この脆弱性は、HP VVXシリーズ(VVX 150、VVX 250、VVX 350、VVX 450)およびTrio IP Conferenceシリーズ(Trio 8800、Trio 8500、Trio 8300)のVoIPフォンで確認されており、すべてのモデルに対してパッチが提供されています。
ICE接続機能が不要な環境では無効化することで本脆弱性のリスクを軽減できますが、根本的な対策としては、管理者はPoly Voiceデバイスのファームウェアをパッチ適用済みのバージョンに更新することが推奨されます。

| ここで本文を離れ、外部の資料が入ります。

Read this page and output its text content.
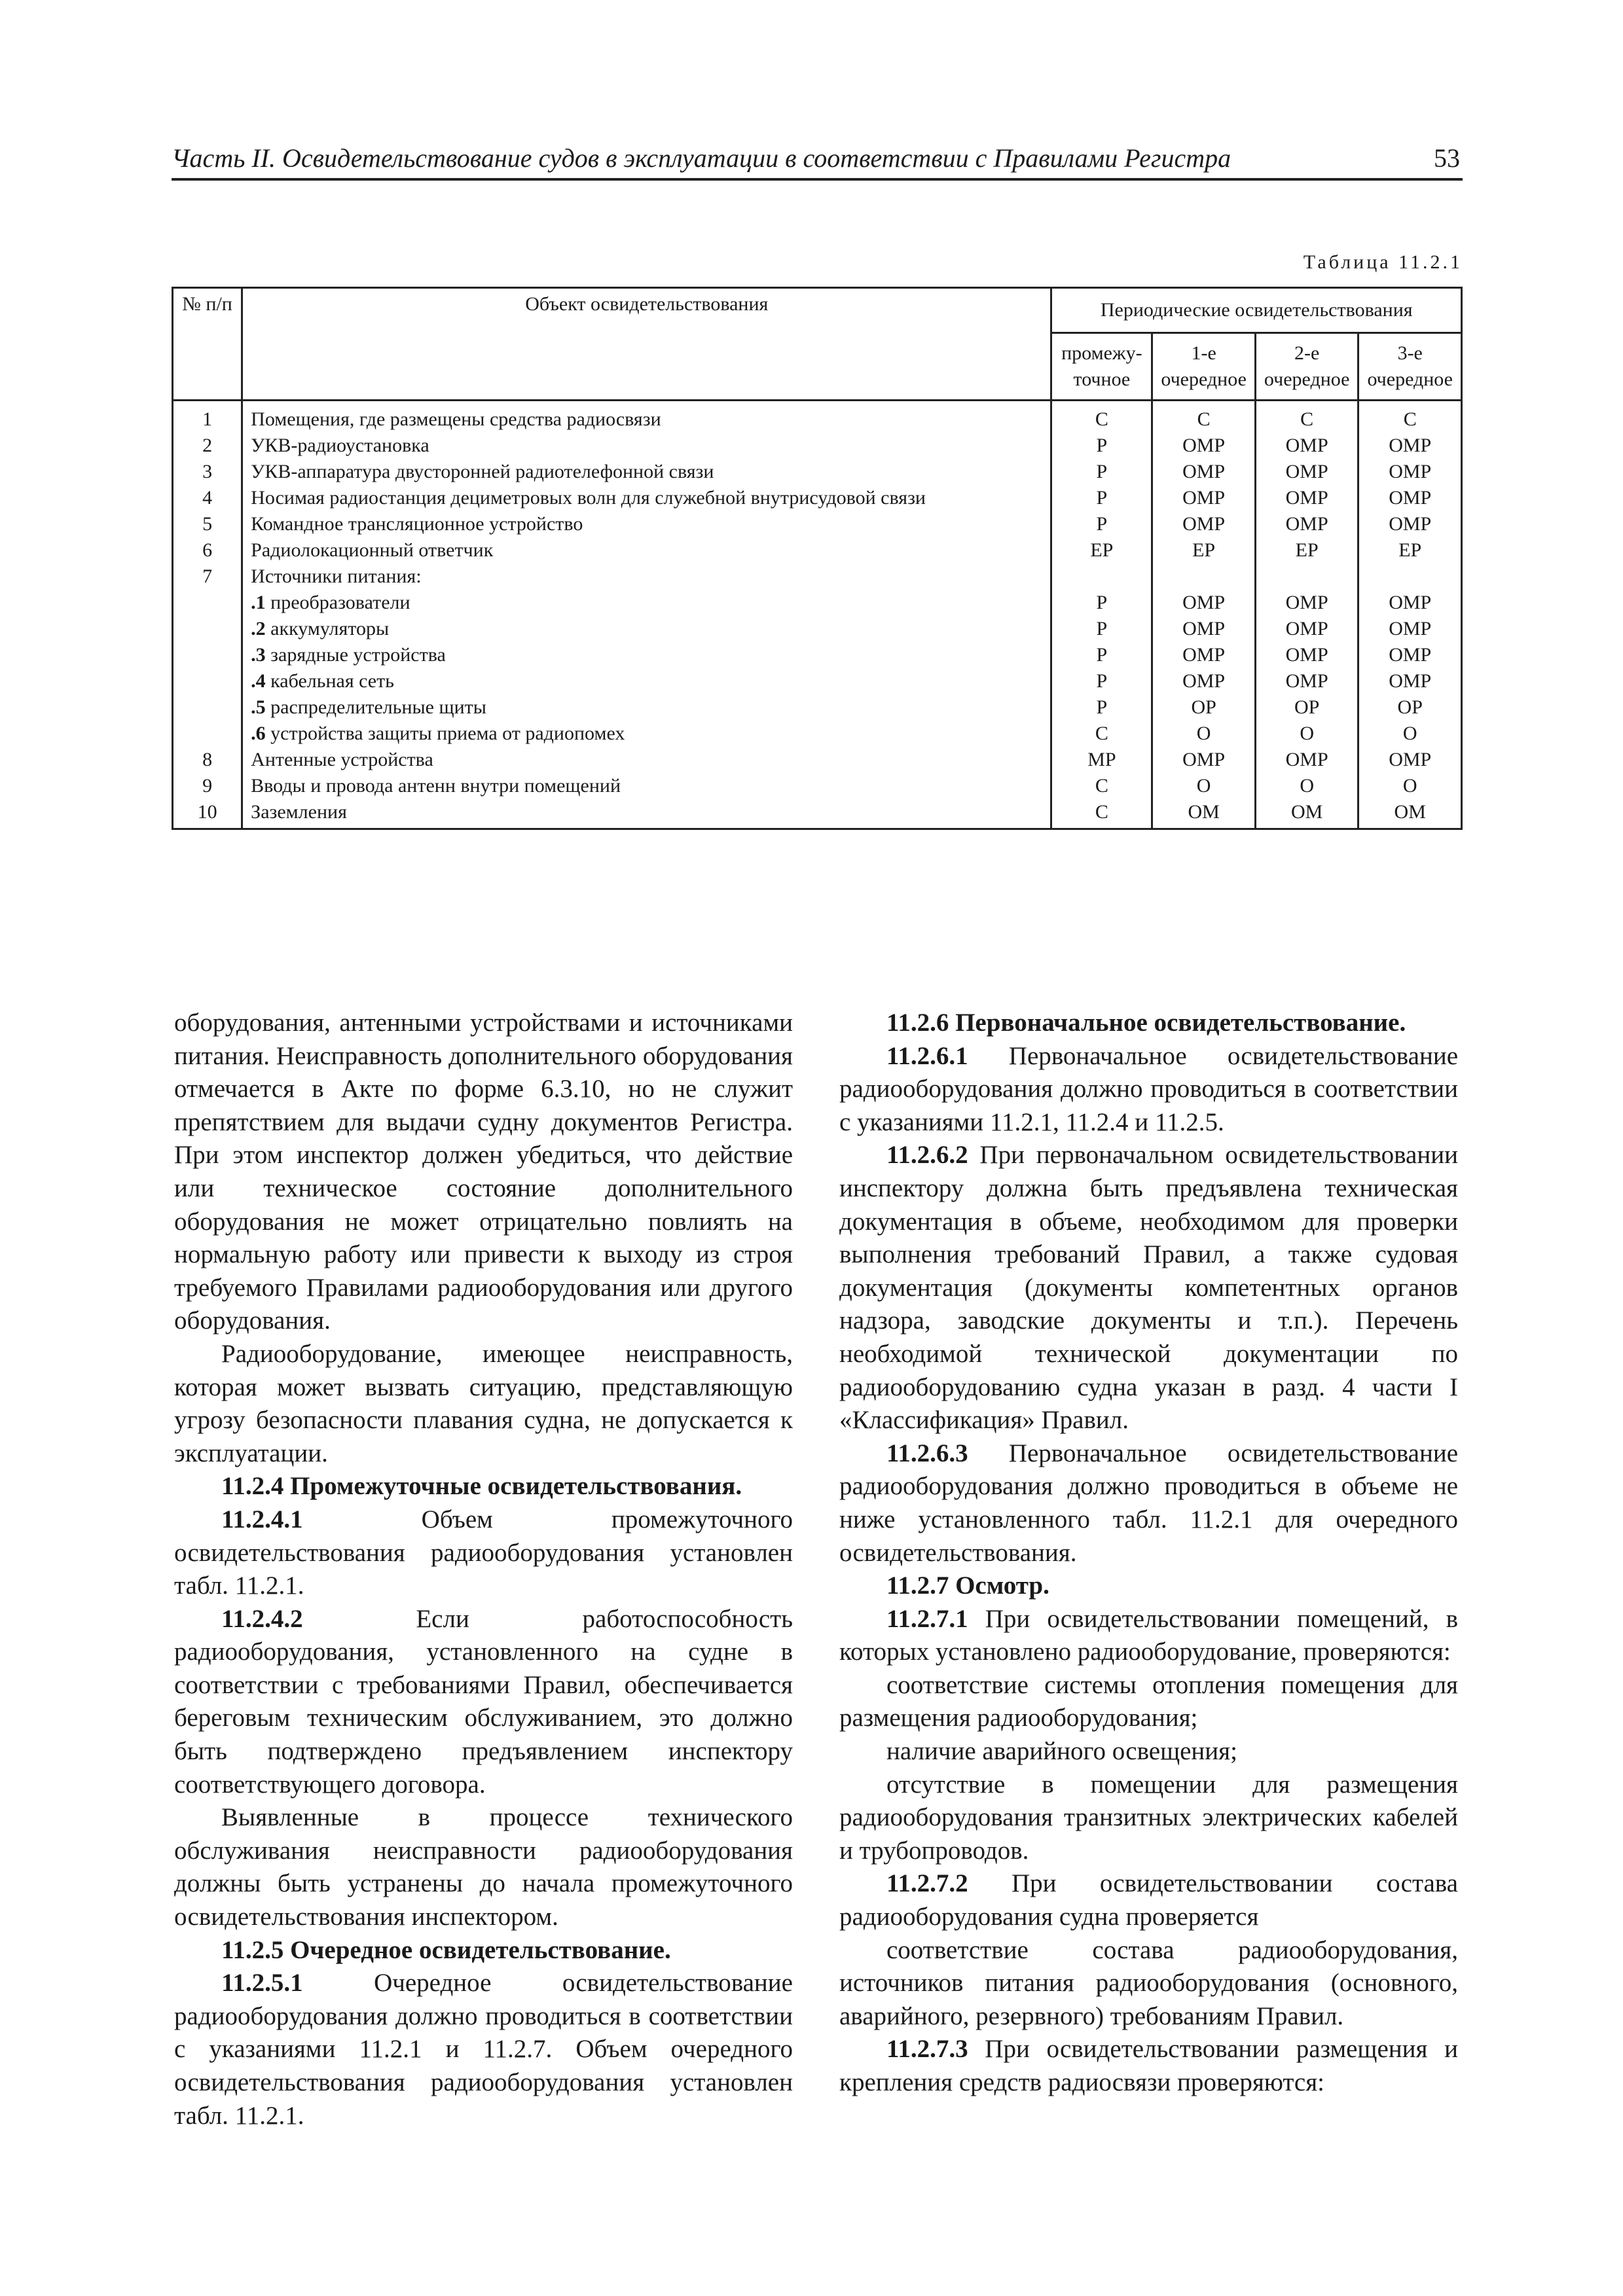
Часть II. Освидетельствование судов в эксплуатации в соответствии с Правилами Регистра	53
Таблица 11.2.1
№ п/п	Объект освидетельствования	Периодические освидетельствования			
		промежу-точное	1-е очередное	2-е очередное	3-е очередное
1	Помещения, где размещены средства радиосвязи	С	С	С	С
2	УКВ-радиоустановка	Р	ОМР	ОМР	ОМР
3	УКВ-аппаратура двусторонней радиотелефонной связи	Р	ОМР	ОМР	ОМР
4	Носимая радиостанция дециметровых волн для служебной внутрисудовой связи	Р	ОМР	ОМР	ОМР
5	Командное трансляционное устройство	Р	ОМР	ОМР	ОМР
6	Радиолокационный ответчик	ЕР	ЕР	ЕР	ЕР
7	Источники питания:				
	.1 преобразователи	Р	ОМР	ОМР	ОМР
	.2 аккумуляторы	Р	ОМР	ОМР	ОМР
	.3 зарядные устройства	Р	ОМР	ОМР	ОМР
	.4 кабельная сеть	Р	ОМР	ОМР	ОМР
	.5 распределительные щиты	Р	ОР	ОР	ОР
	.6 устройства защиты приема от радиопомех	С	О	О	О
8	Антенные устройства	МР	ОМР	ОМР	ОМР
9	Вводы и провода антенн внутри помещений	С	О	О	О
10	Заземления	С	ОМ	ОМ	ОМ

оборудования, антенными устройствами и источниками питания. Неисправность дополнительного оборудования отмечается в Акте по форме 6.3.10, но не служит препятствием для выдачи судну документов Регистра. При этом инспектор должен убедиться, что действие или техническое состояние дополнительного оборудования не может отрицательно повлиять на нормальную работу или привести к выходу из строя требуемого Правилами радиооборудования или другого оборудования.

Радиооборудование, имеющее неисправность, которая может вызвать ситуацию, представляющую угрозу безопасности плавания судна, не допускается к эксплуатации.

11.2.4 Промежуточные освидетельствования.

11.2.4.1 Объем промежуточного освидетельствования радиооборудования установлен табл. 11.2.1.

11.2.4.2 Если работоспособность радиооборудования, установленного на судне в соответствии с требованиями Правил, обеспечивается береговым техническим обслуживанием, это должно быть подтверждено предъявлением инспектору соответствующего договора.

Выявленные в процессе технического обслуживания неисправности радиооборудования должны быть устранены до начала промежуточного освидетельствования инспектором.

11.2.5 Очередное освидетельствование.

11.2.5.1 Очередное освидетельствование радиооборудования должно проводиться в соответствии с указаниями 11.2.1 и 11.2.7. Объем очередного освидетельствования радиооборудования установлен табл. 11.2.1.

11.2.6 Первоначальное освидетельствование.

11.2.6.1 Первоначальное освидетельствование радиооборудования должно проводиться в соответствии с указаниями 11.2.1, 11.2.4 и 11.2.5.

11.2.6.2 При первоначальном освидетельствовании инспектору должна быть предъявлена техническая документация в объеме, необходимом для проверки выполнения требований Правил, а также судовая документация (документы компетентных органов надзора, заводские документы и т.п.). Перечень необходимой технической документации по радиооборудованию судна указан в разд. 4 части I «Классификация» Правил.

11.2.6.3 Первоначальное освидетельствование радиооборудования должно проводиться в объеме не ниже установленного табл. 11.2.1 для очередного освидетельствования.

11.2.7 Осмотр.

11.2.7.1 При освидетельствовании помещений, в которых установлено радиооборудование, проверяются:

соответствие системы отопления помещения для размещения радиооборудования;

наличие аварийного освещения;

отсутствие в помещении для размещения радиооборудования транзитных электрических кабелей и трубопроводов.

11.2.7.2 При освидетельствовании состава радиооборудования судна проверяется

соответствие состава радиооборудования, источников питания радиооборудования (основного, аварийного, резервного) требованиям Правил.

11.2.7.3 При освидетельствовании размещения и крепления средств радиосвязи проверяются:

Rapid7の脆弱性インテリジェンス担当ディレクターであるDouglas McKee氏によれば、最大の問題はこれらのデバイスが会議室、オフィス、ヘルプデスク、病院のナースステーションなど、本来は信頼されている場所に設置されていることだといいます。
「このような環境での侵害は、単にデバイスへのアクセスにとどまりません。そのアクセスが何を可能にするか、それが問題なのです」とMcKee氏は指摘しています。同氏はさらに、これらのデバイスにはエンドポイント保護ソフトウェアが導入されていないのが一般的であり、環境内への持続的な足がかりを築いたうえで通信を傍受したり、横移動を行ったりするために悪用される可能性があると説明しています。
「役員室や会議室に置かれた侵害済みのデスクフォンは、単に機密情報の盗聴手段にとどまりません。ビッシング、ディープフェイク、ソーシャルエンジニアリング、さらには不正な金融取引の承認試みに再利用できる音声データの収集拠点にもなり得るのです」とMcKee氏は述べています。